Climate change will impose costs on businesses and consumers. For example, Duke expects to replace all of its electric generation facilities, which provides power to 4 million customers in five states, by 2050.

Dealing with increases in heat-trapping carbon dioxide in our atmosphere “is one of the biggest challenges we face environmentally,” he said. “Our children and grandchildren may say it’s the biggest challenges of all time.”

Duke hasn’t taken a position on the climate change legislation introduced this week by U.S. Sens. Barbara Boxer and John Kerry, but Stowell said Duke believes any legislation needs certain features.

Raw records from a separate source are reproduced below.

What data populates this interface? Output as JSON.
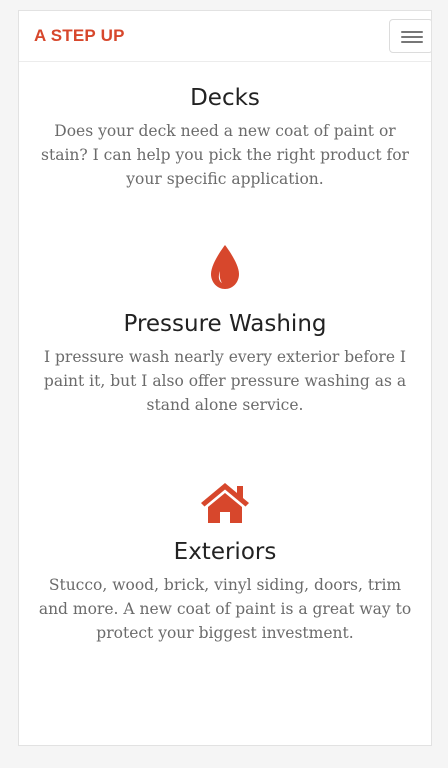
{
  "navbar": {
    "brand": "A STEP UP"
  },
  "accent_color": "#d7472c",
  "services": [
    {
      "icon": "paint-drop-icon",
      "title": "Decks",
      "description": "Does your deck need a new coat of paint or stain? I can help you pick the right product for your specific application."
    },
    {
      "icon": "water-drop-icon",
      "title": "Pressure Washing",
      "description": "I pressure wash nearly every exterior before I paint it, but I also offer pressure washing as a stand alone service."
    },
    {
      "icon": "house-icon",
      "title": "Exteriors",
      "description": "Stucco, wood, brick, vinyl siding, doors, trim and more. A new coat of paint is a great way to protect your biggest investment."
    }
  ]
}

Among them: A cap and trade provision, “not a carbon tax,” he said, which caps carbon emissions and puts a market-based price on emissions to encourage innovation and greater efficiency.

Stowell said a similar cap and trade scheme has succeeded in reducing acid rain and smog-producing sulfur dioxide and nitrogen oxide since the early 1990s.

Also, the legislation needs incentives to develop new technology and carbon offsets, and “we need to take a look at nuclear.”

Duke hopes to hear this month from the federal Department of Energy about a funding request to develop a so-called “clean energy park” in Piketon, east of Cincinnati, which could include a new nuclear generating plant in a decade.

Developing so-called “clean coal’ technologies such as burying carbon emissions deep under ground also are important because coal provides up to 50 percent of the nation’s electricity. A massive switch to competing fuels, mainly natural gas, would dramatically increase the cost of manufacturing on home heating, he said. “We need to keep coal in the game.”

Stowell also said any climate change legislation needs to protect the U.S. manufacturing base.